À plus long terme, les responsables politiques doivent améliorer le fonctionnement du système fédéral. Pour cela, il faudrait définir clairement les pouvoirs qui relèvent du niveau national, ceux qui sont réservés aux États et la manière dont les deux niveaux de gouvernement doivent interagir. La reprise des réunions régulières entre Mogadiscio et les États membres serait une première étape utile, mais elle devra être suivie d’une grande dose de pragmatisme et de compromis de part et d’autre.

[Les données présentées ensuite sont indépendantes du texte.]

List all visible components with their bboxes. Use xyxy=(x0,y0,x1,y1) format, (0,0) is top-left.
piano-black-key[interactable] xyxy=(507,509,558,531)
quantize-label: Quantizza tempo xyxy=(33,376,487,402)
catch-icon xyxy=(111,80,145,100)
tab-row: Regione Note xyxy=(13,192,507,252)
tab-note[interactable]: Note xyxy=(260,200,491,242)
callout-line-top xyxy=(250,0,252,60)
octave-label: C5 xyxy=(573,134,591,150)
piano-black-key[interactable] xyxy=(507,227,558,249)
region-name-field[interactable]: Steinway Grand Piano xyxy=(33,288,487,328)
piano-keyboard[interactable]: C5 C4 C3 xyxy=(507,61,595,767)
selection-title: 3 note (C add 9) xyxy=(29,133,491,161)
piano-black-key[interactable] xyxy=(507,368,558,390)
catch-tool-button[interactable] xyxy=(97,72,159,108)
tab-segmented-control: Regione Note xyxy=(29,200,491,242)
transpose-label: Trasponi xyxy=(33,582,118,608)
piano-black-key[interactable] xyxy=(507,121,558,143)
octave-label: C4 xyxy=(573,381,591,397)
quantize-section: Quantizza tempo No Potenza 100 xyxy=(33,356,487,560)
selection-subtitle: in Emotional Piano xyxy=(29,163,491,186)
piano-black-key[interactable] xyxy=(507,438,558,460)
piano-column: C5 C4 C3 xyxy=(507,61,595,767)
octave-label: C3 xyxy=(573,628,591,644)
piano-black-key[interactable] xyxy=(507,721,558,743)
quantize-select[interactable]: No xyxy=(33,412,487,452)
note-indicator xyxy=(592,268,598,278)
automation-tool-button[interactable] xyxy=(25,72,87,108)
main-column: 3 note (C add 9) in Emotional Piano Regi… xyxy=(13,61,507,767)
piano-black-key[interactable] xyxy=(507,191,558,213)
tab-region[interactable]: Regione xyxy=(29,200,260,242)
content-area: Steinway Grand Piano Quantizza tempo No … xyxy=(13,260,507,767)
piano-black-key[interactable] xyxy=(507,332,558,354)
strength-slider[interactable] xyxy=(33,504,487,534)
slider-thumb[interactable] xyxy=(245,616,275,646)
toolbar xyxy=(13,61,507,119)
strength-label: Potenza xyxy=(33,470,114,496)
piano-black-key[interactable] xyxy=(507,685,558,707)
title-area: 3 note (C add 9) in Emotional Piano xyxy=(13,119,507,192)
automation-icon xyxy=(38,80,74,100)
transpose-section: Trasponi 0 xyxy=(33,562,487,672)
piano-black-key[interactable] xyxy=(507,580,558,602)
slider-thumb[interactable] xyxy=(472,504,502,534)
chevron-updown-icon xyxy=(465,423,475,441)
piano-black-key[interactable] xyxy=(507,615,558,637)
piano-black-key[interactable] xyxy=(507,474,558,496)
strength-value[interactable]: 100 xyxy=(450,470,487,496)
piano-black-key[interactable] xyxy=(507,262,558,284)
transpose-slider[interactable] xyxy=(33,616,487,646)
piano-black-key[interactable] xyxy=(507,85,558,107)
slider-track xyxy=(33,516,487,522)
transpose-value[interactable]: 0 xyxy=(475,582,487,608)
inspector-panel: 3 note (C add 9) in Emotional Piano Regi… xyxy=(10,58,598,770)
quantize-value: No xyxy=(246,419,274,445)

La résolution de ces sources de tension contribuera à améliorer le fonctionnement du système fédéral, à inverser la tendance à la fragmentation politique et à permettre une réponse plus unifiée aux nombreux défis communs. Les dirigeants politiques somaliens, tant le gouvernement que l’opposition, doivent faire avancer le pays.
S’ils n’y parviennent pas, cela se traduira par davantage de divisions, une désillusion des donateurs et de nouvelles opportunités pour Al-Shabaab. Et ce sont les Somaliens ordinaires qui, en fin de compte, en paieront le prix.
* Omar S Mahmood est analyste principal pour la Somalie et la Corne de l’Afrique à l’International Crisis Group.